The system uses EMC's Isilon storage system as its backbone, and only went live on 9 August. The initial configuration includes one petabyte of storage, but can be expanded if necessary.
1. Sometimes, you have to rebuild
The new system replaces a previous approach which had grown in an unplanned way in previous years. "Every organisation has probably gone through a reactive phase in trying to catch up," Weatherly said. "We've bolted on pieces of technology to try and keep up, but this is the first time we've got ahead of the game. Scalability was key.
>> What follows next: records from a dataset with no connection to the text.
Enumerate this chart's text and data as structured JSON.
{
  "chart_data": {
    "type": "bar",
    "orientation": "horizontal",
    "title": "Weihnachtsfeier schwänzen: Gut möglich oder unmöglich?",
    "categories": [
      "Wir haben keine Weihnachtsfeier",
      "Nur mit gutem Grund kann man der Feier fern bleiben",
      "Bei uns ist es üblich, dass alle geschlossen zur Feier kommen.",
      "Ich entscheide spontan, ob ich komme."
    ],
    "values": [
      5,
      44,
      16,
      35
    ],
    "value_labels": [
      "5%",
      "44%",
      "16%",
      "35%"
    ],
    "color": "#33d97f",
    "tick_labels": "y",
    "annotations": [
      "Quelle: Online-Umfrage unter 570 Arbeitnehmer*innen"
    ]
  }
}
It allow us to grow as we collect more images and more digital evidence."
2. Networked storage is always more effective
In some previous cases, evidence had to be sent in physical form on USBs or as hard drives. "The timeliness was not there," Weatherley said. "With this we can piggyback onto the QPS network and access it straight away."
3. The cloud isn't always an option
Many companies looking to replace networked storage systems might consider a cloud-based solution, but that was never an option for QPS: the information is too sensitive and can't be accessible to third parties.
4. Archiving needs can be extremely long-term
"Records in child protection need to be kept for up to 75 years, especially if they're used in evidence in court," said QPS' George Marchesini. That's not to say the current system will still be in place, but all the data residing in it will need to migrate to its successor.
5. Faster systems can help staff
One of the key drivers for making the system more efficient is to ensure that investigators don't have to spend long periods classifying or handling extremely harrowing images. "If you're reducing that by 50 per cent or more, that's a big win," said Marchesini.